If it made sense to have meters there, you’d see James Street packed with parked cars all the time. But the meters have driven away those people who would have come here, so now whatever revenue might have been obtained from them has dried up. The city loses, our struggling businesses lose, and the property values of the residents necessarily start to drop as James Street teeters once again at the brink.

I’ve been thrilled with the transparency and responsiveness of the current administration. This makes it all the more astounding that our business district is not getting the tender loving care that it needs. Instead, it’s been roped into some kind of blanket “solution” to the fiscal nightmare the city faces. Making life difficult for businesses doesn’t solve a thing.  If you put business out of business with parking meters that don’t even collect quarters any more, you have created a lose-lose situation.

Please, let’s sell those machines to Manhattan. They need ‘em a lot more than we do. Let’s keep these businesses on the tax rolls.

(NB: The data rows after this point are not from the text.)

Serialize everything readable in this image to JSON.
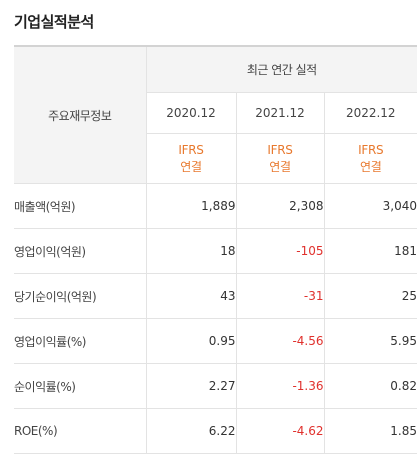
{
  "title": "기업실적분석",
  "table": {
    "row_header": "주요재무정보",
    "group_header": "최근 연간 실적",
    "years": [
      "2020.12",
      "2021.12",
      "2022.12"
    ],
    "ifrs": [
      {
        "line1": "IFRS",
        "line2": "연결"
      },
      {
        "line1": "IFRS",
        "line2": "연결"
      },
      {
        "line1": "IFRS",
        "line2": "연결"
      }
    ],
    "rows": [
      {
        "label": "매출액(억원)",
        "values": [
          "1,889",
          "2,308",
          "3,040"
        ]
      },
      {
        "label": "영업이익(억원)",
        "values": [
          "18",
          "-105",
          "181"
        ]
      },
      {
        "label": "당기순이익(억원)",
        "values": [
          "43",
          "-31",
          "25"
        ]
      },
      {
        "label": "영업이익률(%)",
        "values": [
          "0.95",
          "-4.56",
          "5.95"
        ]
      },
      {
        "label": "순이익률(%)",
        "values": [
          "2.27",
          "-1.36",
          "0.82"
        ]
      },
      {
        "label": "ROE(%)",
        "values": [
          "6.22",
          "-4.62",
          "1.85"
        ]
      }
    ]
  },
  "colors": {
    "ifrs_accent": "#e8792e",
    "negative": "#e0312d",
    "header_bg": "#f4f4f4"
  }
}
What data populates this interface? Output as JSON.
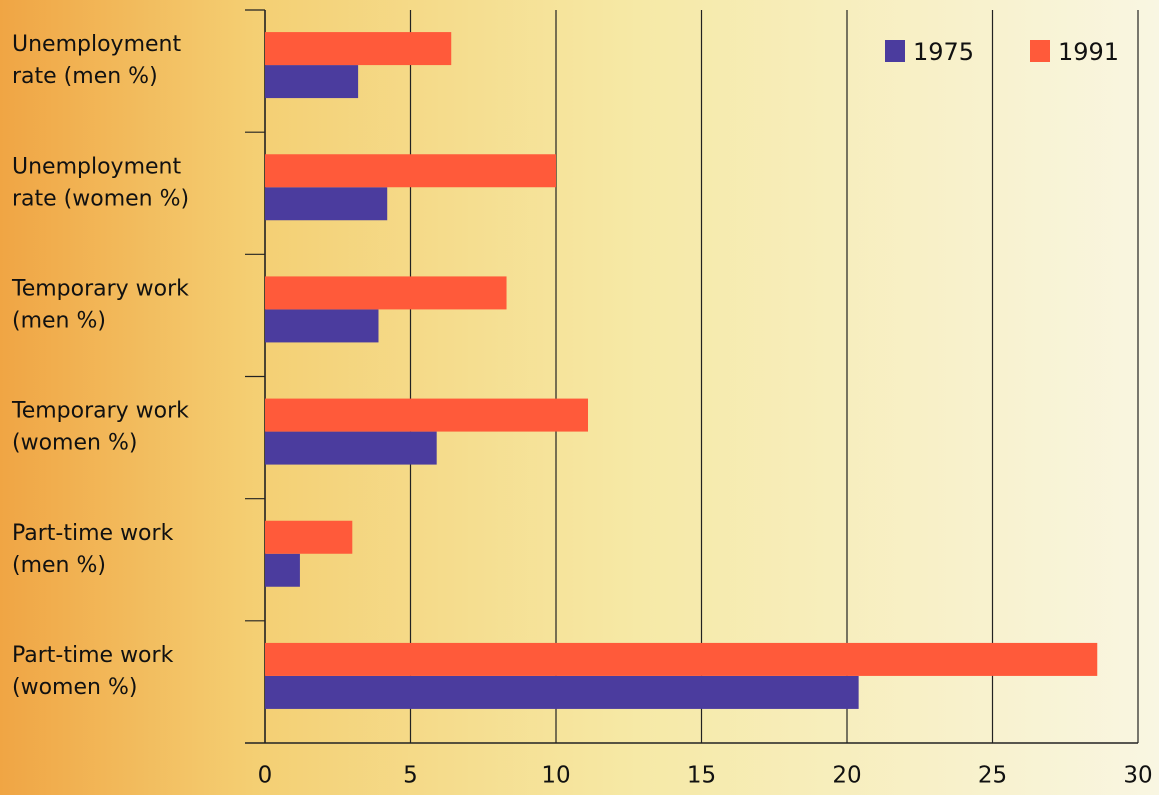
{
  "chart_data": {
    "type": "hbar",
    "categories": [
      [
        "Unemployment",
        "rate (men %)"
      ],
      [
        "Unemployment",
        "rate (women %)"
      ],
      [
        "Temporary work",
        "(men %)"
      ],
      [
        "Temporary work",
        "(women %)"
      ],
      [
        "Part-time work",
        "(men %)"
      ],
      [
        "Part-time work",
        "(women %)"
      ]
    ],
    "series": [
      {
        "name": "1975",
        "color": "#4b3c9e",
        "values": [
          3.2,
          4.2,
          3.9,
          5.9,
          1.2,
          20.4
        ]
      },
      {
        "name": "1991",
        "color": "#ff5a3a",
        "values": [
          6.4,
          10.0,
          8.3,
          11.1,
          3.0,
          28.6
        ]
      }
    ],
    "xlim": [
      0,
      30
    ],
    "xticks": [
      0,
      5,
      10,
      15,
      20,
      25,
      30
    ],
    "grid": true,
    "legend": "top-right"
  }
}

Let’s keep our home values and assessments up. The city cannot afford to let tumbleweed go rolling through our business district.

To learn more about this issue and to sign a petition to pull the parking machines, please go to this site: Eastwood Renaissance Association

Lone car that dared to park gets ticket. $35 goes into city coffers. Business loses yet another hard-won customer for good.

“Never doubt that a small group of thoughtful, committed people can change the world. Indeed, it is the only thing that ever has.” – Margaret Mead.